Massagen Anleitung Hände
Erotische Partnermassage Teil 2
Handmassage 1/4
Wohltuende Energie bis in die Fingerspitzen
Hände können zärtlich streicheln und liebkosen, sie können helfen und heilen, aber auch hart
zupacken. Mit den Werkzeugen aller Werkzeuge – so bezeichnet von dem griechischen
Philosophen Aristoteles – sind uns alle Möglichkeiten gegeben, uns selbst zu verwirklichen, unsere
Wünsche und Träume in die Tat umzusetzen. Kaum ein zwischenmenschliches Ritual, bei dem wir
nicht unsere Hände einsetzen und gebrauchen: zur Begrüßung, zum Händchenhalten, zum
Erforschen eines Körpers und seiner Konturen, zum Signalisieren von Freude und Sympathie dem
anderen gegenüber, zum Übermitteln von Botschaften.

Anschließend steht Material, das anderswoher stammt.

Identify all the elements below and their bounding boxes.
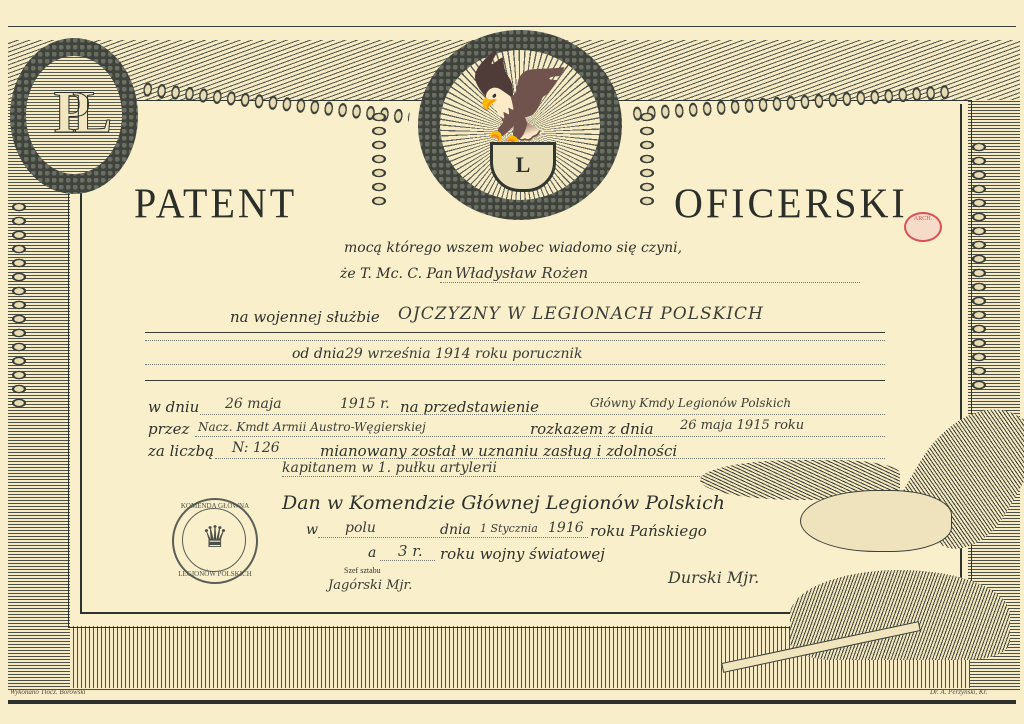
title-patent: PATENT (134, 179, 297, 228)
monogram-letters: PL (10, 78, 138, 147)
by-prefix: przez (148, 420, 189, 438)
polish-eagle-icon: 🦅 (418, 48, 622, 149)
place-prefix: w (306, 522, 318, 538)
chief-of-staff-label: Szef sztabu (344, 566, 381, 575)
since-prefix: od dnia (292, 346, 345, 362)
name-dotted-line (440, 282, 860, 283)
day-prefix: dnia (440, 522, 471, 538)
day-value: 1 Stycznia (480, 522, 538, 535)
service-value: OJCZYZNY W LEGIONACH POLSKICH (398, 304, 764, 324)
bottom-rule (8, 700, 1016, 704)
place-value: polu (345, 520, 376, 536)
number-prefix: za liczbą (148, 442, 214, 460)
date-year: 1915 r. (340, 396, 390, 412)
war-suffix: roku wojny światowej (440, 545, 605, 563)
laurel-branch-right-icon (636, 110, 658, 210)
title-oficerski: OFICERSKI (674, 179, 908, 228)
date-prefix: w dniu (148, 398, 199, 416)
certificate-sheet: PL 🦅 L PATENT OFICERSKI ARCH. mocą które… (0, 0, 1024, 724)
service-dotted-line (145, 340, 885, 341)
eagle-crest: 🦅 L (418, 30, 622, 220)
name-prefix: że T. Mc. C. Pan (340, 266, 453, 282)
place-dotted-line (318, 537, 588, 538)
date-day-month: 26 maja (225, 396, 282, 412)
war-value: 3 r. (398, 542, 423, 560)
top-rule (8, 26, 1016, 27)
stamp-bottom-text: LEGIONÓW POLSKICH (174, 570, 256, 578)
since-dotted-line (145, 364, 885, 365)
since-value: 29 września 1914 roku porucznik (345, 346, 583, 362)
war-prefix: a (368, 545, 376, 561)
eagle-illustration-icon (700, 380, 1020, 680)
year-suffix: roku Pańskiego (590, 522, 707, 540)
intro-line: mocą którego wszem wobec wiadomo się czy… (344, 240, 682, 256)
rank-dotted-line (282, 476, 722, 477)
laurel-garland-left-side-icon (8, 200, 30, 410)
printer-credit-left: Wykonano Tłocz. Borowski (10, 688, 86, 696)
service-prefix: na wojennej służbie (230, 308, 380, 326)
number-value: N: 126 (232, 440, 280, 456)
red-archive-stamp: ARCH. (904, 212, 942, 242)
laurel-branch-left-icon (368, 110, 390, 210)
war-dotted-line (380, 560, 435, 561)
legion-command-stamp: KOMENDA GŁÓWNA ♛ LEGIONÓW POLSKICH (172, 498, 258, 584)
laurel-garland-right-side-icon (968, 140, 990, 390)
stamp-eagle-icon: ♛ (174, 520, 256, 555)
chief-of-staff-signature: Jagórski Mjr. (328, 578, 412, 593)
by-value: Nacz. Kmdt Armii Austro-Węgierskiej (198, 420, 426, 434)
printer-credit-right: Dr. A. Perzyński, Kr. (930, 688, 987, 696)
year-value: 1916 (548, 520, 584, 536)
stamp-top-text: KOMENDA GŁÓWNA (174, 502, 256, 510)
service-rule (145, 332, 885, 333)
officer-name: Władysław Rożen (455, 264, 588, 282)
eagle-body (800, 490, 952, 552)
rank-value: kapitanem w 1. pułku artylerii (282, 460, 497, 476)
given-at-line: Dan w Komendzie Głównej Legionów Polskic… (282, 492, 725, 514)
pl-monogram: PL (10, 38, 138, 194)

Auf das Fingerspitzengefühl kommt es an
Gesteuert werden die Hände von der Kommandozentrale Gehirn: Tausende von Tastkörperchen,
zahlreiche Knochen, gelenkige Verbindungen und Muskeln verhelfen den Händen zu ihrer
Sensitivität und Fingerfertigkeit und machen aus ihnen ein Multitalent. Auch und gerade bei der
Partnermassage…
Hände sind sehr sensibel und empfänglich
So gilt für die Hände in weitaus größerem Maße, was schon für die Arme galt: Sie sind nicht irgendein „Anhängsel“, mit dem man achtlos oder gar lieblos umgehen sollte. Sie sind als „Empfänger“ selbst
für die sensibelsten Botschaften überaus empfänglich und allzeit bereit.

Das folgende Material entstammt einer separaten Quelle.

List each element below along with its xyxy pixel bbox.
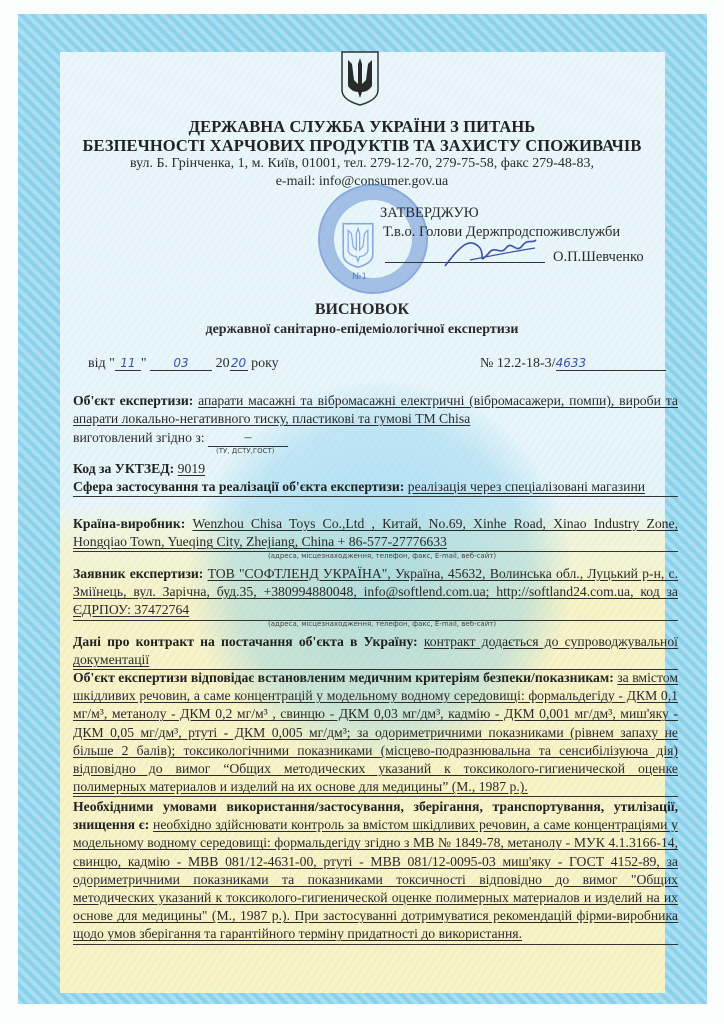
field-country: Країна-виробник: Wenzhou Chisa Toys Co.,… [73, 515, 678, 552]
field-scope-label: Сфера застосування та реалізації об'єкта… [73, 479, 404, 494]
field-applicant: Заявник експертизи: ТОВ "СОФТЛЕНД УКРАЇН… [73, 565, 678, 621]
stamp-number: №1 [352, 272, 367, 282]
field-compliance: Об'єкт експертизи відповідає встановлени… [73, 669, 678, 797]
date-day: 11 [115, 356, 141, 371]
field-manufactured-value: – [208, 428, 288, 447]
field-manufactured: виготовлений згідно з: – [73, 428, 678, 447]
document-date: від "11" 03 2020 року [88, 356, 279, 372]
field-uktzed-value: 9019 [178, 461, 205, 476]
handwritten-signature [440, 226, 540, 274]
org-name-line2: БЕЗПЕЧНОСТІ ХАРЧОВИХ ПРОДУКТІВ ТА ЗАХИСТ… [0, 136, 724, 156]
field-contract-label: Дані про контракт на постачання об'єкта … [73, 634, 418, 649]
date-quote: " [141, 356, 147, 371]
signer-name: О.П.Шевченко [553, 249, 644, 266]
field-country-label: Країна-виробник: [73, 516, 185, 531]
field-conditions: Необхідними умовами використання/застосу… [73, 798, 678, 945]
document-content: ДЕРЖАВНА СЛУЖБА УКРАЇНИ З ПИТАНЬ БЕЗПЕЧН… [0, 0, 724, 1024]
field-contract: Дані про контракт на постачання об'єкта … [73, 633, 678, 670]
date-year-suffix: 20 [230, 356, 248, 371]
date-year-prefix: 20 [216, 356, 230, 371]
field-uktzed: Код за УКТЗЕД: 9019 [73, 460, 678, 478]
field-scope: Сфера застосування та реалізації об'єкта… [73, 478, 678, 497]
number-handwritten: 4633 [556, 356, 666, 371]
document-number: № 12.2-18-3/4633 [480, 356, 666, 372]
field-applicant-caption: (адреса, місцезнаходження, телефон, факс… [268, 620, 496, 628]
date-month: 03 [150, 356, 212, 371]
stamp-trident-icon [340, 222, 376, 268]
document-subtitle: державної санітарно-епідеміологічної екс… [0, 322, 724, 338]
org-address: вул. Б. Грінченка, 1, м. Київ, 01001, те… [0, 156, 724, 172]
field-uktzed-label: Код за УКТЗЕД: [73, 461, 174, 476]
field-manufactured-label: виготовлений згідно з: [73, 430, 205, 445]
field-country-caption: (адреса, місцезнаходження, телефон, факс… [268, 552, 496, 560]
field-scope-value: реалізація через спеціалізовані магазини [408, 479, 645, 494]
trident-coat-of-arms-icon [340, 50, 380, 106]
approval-label: ЗАТВЕРДЖУЮ [380, 205, 479, 222]
number-prefix: № 12.2-18-3/ [480, 356, 556, 371]
field-object-label: Об'єкт експертизи: [73, 393, 193, 408]
date-prefix: від " [88, 356, 115, 371]
org-name-line1: ДЕРЖАВНА СЛУЖБА УКРАЇНИ З ПИТАНЬ [0, 117, 724, 137]
field-compliance-value: за вмістом шкідливих речовин, а саме кон… [73, 670, 678, 794]
document-title: ВИСНОВОК [0, 301, 724, 319]
field-manufactured-caption: (ТУ, ДСТУ,ГОСТ) [216, 447, 275, 455]
field-applicant-label: Заявник експертизи: [73, 566, 203, 581]
field-conditions-value: необхідно здійснювати контроль за вмісто… [73, 817, 678, 941]
date-suffix: року [251, 356, 279, 371]
field-compliance-label: Об'єкт експертизи відповідає встановлени… [73, 670, 614, 685]
field-object: Об'єкт експертизи: апарати масажні та ві… [73, 392, 678, 428]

Obwohl die Haut der Hände meist trocken bis sehr trocken ist, brauchen Sie nur wenig Massagecreme
oder Öl.
Bei der Massage knien oder stehen Sie neben Ihrer Partnerin, ihre Arme und damit auch die Hände
liegen ganz locker neben ihrem Körper. Nehmen Sie eine Hand – die Reihenfolge ist beliebig und liegt
ganz bei Ihnen – und beginnen Sie mit der Massage des Handrückens. Halten Sie mit Ihrer linken
oder rechten Hand die Hand Ihrer Partnerin mit der Innenseite nach unten und fahren Sie mit der rechten
Hand ganz zart entlang der Sehnen, die auf dem Handrücken verlaufen, und massieren Sie sie
so. (Siehe Bild oben).
Stellen Sie sich die Sehnen als Berge und die dazwischen liegenden tiefer gelegenen Stellen als Täler
vor. Durchfahren Sie mit den Daumenspitzen ein „Tal“ nach dem anderen. Je zarter die Berührung
durchgeführt wird, desto größer ist die positive Reaktion des „Nehmenden“. Sollte sie zum ersten Mal
in den Genuss einer Partnermassage kommen, wird sie es vielleicht gar nicht fassen können, welche
Wonneschauer diese „harmlose“ Streichbewegung über den Rücken jagen kann. Drücken Sie dann die jeweils am Ende eines „Tales“ liegenden Häutchen zwischen den Fingern. Mit
diesem Druck stimulieren Sie den Lymphfluss ganz besonders.
Durch den richtigen, sekundenlang gehaltenen Druck können so vorhandene Energie-„Blockaden“ aufgelöst werden, neue Vitalität durchflutet den ganzen Körper.